'Drifting' dinghy defies Gulf Stream

Author:
Publish date:

Loose Cannon has been on hiatus this fall, but I feel compelled to break the silence with the strange tale of Larry Sutterfield.

Watch the video, and you will see footage from a Coast Guard aircraft as it flies over Cay Sal Bank, a part of the Bahamas that is closer to Cuba than anywhere else. The crew of the C-130 Hercules saw Sutterfield emerge from a makeshift tent on the beach, frantically waving his arms.


The aircrew dropped a handheld VHF radio, food and water to Sutterfield. I saw this done during a different rescue, and their accuracy was remarkable. You can see it on the video. The crew then diverted the cutter Kathleen Moore to the scene and Sutterfield was taken to Key West, suffering from nothing more than sunburn.

The news stories all said Sutterfield, 39, had lost power to his inflatable while on a camping trip originating around Boot Key in the Florida Keys. The stories said the Illinois native drifted for five days before ending up at Cay Sal, where he spent the night before being rescued.

For us boat types, news coverage of such events is often frustrating because the reporters don’t always know what questions to ask.

First they should have considered the geography. Cay Sal lies more than 70 nautical miles southeast of Boot Key and the city of Marathon. As soon as the dinghy “drifted” outside Hawk Channel, the effects of the Gulf Stream would have propelled the boat in a northeasterly direction at anywhere from 2 to 3.5 knots. In five days Sutterfield would have been off Jacksonville, not on the beach at Cay Sal.

As you can see from this chart, Sutterfield’s dinghy would have had to drift on a path athwart the powerful current of the Gulf Stream. Even without a loss of propulsion, the range of a small outboard was nowhere near the 72 miles it needed to travel from Marathon to Cay Sal Bank, even if it were powerful enough to buck the Stream.

As you can see from this chart, Sutterfield’s dinghy would have had to drift on a path athwart the powerful current of the Gulf Stream. Even without a loss of propulsion, the range of a small outboard was nowhere near the 72 miles it needed to travel from Marathon to Cay Sal Bank, even if it were powerful enough to buck the Stream.

Cay Sal has long been a haunt of drug smugglers, smugglers of Cuban migrants and poachers. American sport anglers are required to clear into the Bahamas at Bimini 100 miles away before they can legally fish Cay Sal. The Coast Guard constantly patrols this desolate atoll, looking for mischief.
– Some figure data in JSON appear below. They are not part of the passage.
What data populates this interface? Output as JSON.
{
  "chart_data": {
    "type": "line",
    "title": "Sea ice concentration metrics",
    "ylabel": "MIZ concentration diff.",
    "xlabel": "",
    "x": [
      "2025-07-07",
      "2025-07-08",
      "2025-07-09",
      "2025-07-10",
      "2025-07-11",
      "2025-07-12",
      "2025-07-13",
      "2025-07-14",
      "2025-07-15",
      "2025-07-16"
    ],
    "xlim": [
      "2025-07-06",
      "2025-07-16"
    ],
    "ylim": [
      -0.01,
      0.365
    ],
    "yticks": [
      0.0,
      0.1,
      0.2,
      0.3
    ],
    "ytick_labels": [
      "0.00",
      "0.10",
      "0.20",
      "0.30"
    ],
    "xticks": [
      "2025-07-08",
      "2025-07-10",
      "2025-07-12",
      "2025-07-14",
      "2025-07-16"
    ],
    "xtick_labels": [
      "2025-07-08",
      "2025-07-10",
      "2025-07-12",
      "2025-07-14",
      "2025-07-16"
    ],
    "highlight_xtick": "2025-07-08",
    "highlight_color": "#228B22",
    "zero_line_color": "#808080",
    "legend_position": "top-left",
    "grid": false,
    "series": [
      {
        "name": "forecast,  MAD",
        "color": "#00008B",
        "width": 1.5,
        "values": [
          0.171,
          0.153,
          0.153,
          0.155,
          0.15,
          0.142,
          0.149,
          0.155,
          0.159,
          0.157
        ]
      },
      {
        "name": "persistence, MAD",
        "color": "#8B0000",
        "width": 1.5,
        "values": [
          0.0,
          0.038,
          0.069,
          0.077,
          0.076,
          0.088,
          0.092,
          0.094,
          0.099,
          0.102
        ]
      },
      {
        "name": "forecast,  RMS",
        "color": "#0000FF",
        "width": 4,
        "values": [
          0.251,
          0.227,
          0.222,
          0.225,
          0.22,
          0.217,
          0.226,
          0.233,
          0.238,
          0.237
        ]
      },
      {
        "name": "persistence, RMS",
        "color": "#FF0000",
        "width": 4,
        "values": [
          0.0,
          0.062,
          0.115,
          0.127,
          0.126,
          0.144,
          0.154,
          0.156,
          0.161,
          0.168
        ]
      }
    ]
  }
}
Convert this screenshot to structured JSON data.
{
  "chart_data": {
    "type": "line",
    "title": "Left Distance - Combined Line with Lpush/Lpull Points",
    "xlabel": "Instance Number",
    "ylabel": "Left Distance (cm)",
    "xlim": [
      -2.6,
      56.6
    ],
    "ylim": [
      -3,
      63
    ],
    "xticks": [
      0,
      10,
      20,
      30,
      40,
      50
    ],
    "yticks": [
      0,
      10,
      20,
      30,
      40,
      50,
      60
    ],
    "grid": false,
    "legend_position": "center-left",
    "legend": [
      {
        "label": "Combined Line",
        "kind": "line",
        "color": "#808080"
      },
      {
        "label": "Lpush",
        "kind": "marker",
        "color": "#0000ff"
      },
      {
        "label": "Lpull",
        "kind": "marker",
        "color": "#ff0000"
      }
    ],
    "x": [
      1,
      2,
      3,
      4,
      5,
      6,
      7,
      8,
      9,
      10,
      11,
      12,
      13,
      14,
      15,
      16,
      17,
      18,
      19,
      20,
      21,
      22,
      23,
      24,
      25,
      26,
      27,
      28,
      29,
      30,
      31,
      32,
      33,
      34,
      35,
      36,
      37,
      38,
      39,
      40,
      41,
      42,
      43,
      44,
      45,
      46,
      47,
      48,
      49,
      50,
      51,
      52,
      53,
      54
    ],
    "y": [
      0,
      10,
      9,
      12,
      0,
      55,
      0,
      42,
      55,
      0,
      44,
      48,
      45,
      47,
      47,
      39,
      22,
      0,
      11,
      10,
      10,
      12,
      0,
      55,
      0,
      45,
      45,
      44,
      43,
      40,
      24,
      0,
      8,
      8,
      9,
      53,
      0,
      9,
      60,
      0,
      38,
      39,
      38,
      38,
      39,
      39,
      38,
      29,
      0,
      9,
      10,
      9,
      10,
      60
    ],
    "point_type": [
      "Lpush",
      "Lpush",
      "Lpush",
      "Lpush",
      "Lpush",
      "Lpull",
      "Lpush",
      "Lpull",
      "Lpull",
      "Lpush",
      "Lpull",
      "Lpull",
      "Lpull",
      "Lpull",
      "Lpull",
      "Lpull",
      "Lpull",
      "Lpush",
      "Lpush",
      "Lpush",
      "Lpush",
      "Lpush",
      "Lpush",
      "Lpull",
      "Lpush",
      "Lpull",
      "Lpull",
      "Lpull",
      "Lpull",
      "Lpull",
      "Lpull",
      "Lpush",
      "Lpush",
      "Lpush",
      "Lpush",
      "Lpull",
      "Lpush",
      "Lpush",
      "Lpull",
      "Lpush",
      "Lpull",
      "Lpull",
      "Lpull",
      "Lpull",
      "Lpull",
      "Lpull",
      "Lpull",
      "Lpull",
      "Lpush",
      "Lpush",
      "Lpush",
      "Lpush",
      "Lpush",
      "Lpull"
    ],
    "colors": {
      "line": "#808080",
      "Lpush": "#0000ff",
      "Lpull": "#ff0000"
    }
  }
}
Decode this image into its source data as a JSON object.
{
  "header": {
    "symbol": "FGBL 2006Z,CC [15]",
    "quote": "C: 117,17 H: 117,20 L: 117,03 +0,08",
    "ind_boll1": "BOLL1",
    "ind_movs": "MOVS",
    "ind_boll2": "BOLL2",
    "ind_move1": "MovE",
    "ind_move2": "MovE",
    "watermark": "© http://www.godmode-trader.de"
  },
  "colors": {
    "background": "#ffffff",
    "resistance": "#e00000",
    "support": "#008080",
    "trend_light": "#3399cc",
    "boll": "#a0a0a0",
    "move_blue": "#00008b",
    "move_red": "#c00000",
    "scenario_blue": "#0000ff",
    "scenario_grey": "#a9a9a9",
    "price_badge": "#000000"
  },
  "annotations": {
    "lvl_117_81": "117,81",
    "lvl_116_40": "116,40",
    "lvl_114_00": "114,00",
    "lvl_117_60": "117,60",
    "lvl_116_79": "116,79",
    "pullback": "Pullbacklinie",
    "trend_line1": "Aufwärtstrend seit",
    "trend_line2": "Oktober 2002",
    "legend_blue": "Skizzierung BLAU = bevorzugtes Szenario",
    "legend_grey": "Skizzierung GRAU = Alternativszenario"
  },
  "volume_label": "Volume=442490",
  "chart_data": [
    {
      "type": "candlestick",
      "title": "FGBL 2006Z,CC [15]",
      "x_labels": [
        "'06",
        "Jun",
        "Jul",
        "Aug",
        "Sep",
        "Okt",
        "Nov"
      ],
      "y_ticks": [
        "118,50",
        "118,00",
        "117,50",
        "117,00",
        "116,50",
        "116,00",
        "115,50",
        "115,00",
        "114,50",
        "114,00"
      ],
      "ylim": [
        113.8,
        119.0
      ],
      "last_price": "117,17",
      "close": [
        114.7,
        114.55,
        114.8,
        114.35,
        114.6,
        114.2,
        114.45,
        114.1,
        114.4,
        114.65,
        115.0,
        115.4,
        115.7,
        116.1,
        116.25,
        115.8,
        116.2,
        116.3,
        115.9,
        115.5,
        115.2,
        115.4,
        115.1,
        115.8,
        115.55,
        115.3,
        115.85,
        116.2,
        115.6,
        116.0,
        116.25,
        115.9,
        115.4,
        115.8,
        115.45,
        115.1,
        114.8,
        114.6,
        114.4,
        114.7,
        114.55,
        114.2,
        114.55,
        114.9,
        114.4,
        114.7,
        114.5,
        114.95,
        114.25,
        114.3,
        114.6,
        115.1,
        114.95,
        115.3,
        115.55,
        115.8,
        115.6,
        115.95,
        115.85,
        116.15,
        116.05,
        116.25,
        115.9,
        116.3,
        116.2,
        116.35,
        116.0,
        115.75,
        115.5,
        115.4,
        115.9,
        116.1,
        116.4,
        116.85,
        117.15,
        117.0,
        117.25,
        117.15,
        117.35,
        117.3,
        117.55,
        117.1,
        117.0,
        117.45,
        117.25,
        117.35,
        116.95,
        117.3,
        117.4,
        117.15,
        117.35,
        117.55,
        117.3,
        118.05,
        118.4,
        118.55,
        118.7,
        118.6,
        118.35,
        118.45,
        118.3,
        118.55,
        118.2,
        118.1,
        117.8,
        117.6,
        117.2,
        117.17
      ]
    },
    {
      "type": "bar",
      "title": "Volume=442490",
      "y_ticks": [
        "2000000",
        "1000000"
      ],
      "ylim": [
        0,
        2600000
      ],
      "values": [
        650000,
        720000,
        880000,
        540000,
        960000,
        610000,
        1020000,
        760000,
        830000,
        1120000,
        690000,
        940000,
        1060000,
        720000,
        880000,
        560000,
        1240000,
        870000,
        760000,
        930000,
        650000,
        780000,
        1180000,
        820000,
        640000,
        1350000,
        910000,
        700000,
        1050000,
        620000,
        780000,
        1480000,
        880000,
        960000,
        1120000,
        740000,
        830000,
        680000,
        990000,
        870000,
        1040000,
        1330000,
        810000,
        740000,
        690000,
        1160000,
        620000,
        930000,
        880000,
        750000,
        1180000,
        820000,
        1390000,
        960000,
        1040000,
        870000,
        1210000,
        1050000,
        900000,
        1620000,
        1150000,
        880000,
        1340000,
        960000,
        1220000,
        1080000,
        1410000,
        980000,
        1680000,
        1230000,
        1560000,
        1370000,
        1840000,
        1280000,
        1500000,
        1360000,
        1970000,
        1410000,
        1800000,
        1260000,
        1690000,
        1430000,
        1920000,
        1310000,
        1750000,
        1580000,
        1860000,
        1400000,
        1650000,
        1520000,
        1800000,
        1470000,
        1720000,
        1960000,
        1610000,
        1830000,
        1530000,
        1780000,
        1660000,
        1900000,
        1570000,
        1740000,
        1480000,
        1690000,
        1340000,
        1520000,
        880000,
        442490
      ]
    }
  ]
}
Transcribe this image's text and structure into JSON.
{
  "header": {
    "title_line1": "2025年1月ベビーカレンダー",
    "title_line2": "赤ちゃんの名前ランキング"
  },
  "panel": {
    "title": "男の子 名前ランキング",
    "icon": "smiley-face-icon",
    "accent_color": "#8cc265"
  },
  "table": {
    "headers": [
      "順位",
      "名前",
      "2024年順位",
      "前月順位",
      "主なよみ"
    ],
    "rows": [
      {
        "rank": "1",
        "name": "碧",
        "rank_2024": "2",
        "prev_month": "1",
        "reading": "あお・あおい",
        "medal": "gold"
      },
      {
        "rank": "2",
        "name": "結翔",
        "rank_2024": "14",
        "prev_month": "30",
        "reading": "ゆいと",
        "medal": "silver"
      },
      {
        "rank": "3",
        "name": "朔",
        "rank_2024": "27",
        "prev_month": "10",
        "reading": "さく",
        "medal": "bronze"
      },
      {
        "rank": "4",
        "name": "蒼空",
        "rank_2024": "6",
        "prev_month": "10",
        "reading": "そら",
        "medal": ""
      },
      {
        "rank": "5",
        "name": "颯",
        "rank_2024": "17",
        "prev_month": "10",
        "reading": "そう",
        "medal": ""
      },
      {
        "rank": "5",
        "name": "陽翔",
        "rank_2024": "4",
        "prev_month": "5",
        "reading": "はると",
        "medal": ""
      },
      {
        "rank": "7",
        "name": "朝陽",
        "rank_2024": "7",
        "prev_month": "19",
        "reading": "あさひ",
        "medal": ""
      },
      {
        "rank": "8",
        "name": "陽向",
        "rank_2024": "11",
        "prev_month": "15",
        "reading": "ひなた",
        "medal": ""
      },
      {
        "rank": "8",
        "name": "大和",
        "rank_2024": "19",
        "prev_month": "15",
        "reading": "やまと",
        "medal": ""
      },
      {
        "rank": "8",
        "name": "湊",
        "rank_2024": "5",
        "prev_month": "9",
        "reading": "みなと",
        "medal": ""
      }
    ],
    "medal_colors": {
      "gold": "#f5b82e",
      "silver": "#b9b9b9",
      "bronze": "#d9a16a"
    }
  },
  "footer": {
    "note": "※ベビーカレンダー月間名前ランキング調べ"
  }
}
That’s not to say Larry Sutterfield was up to no good, but his story about how he arrived is akin to saying that he had defied gravity and flown there. There is something missing from the narrative.

"We make inquiries into anyone rescued or seen in that area regarding the possibility they were fishing illegally or involved in any other illegal activity," Key West Coast Guard spokesman Lt. Peter Bermont told the Key West Citizen newspaper. "But to be clear, this was a search-and-rescue mission from the start to help a person in distress."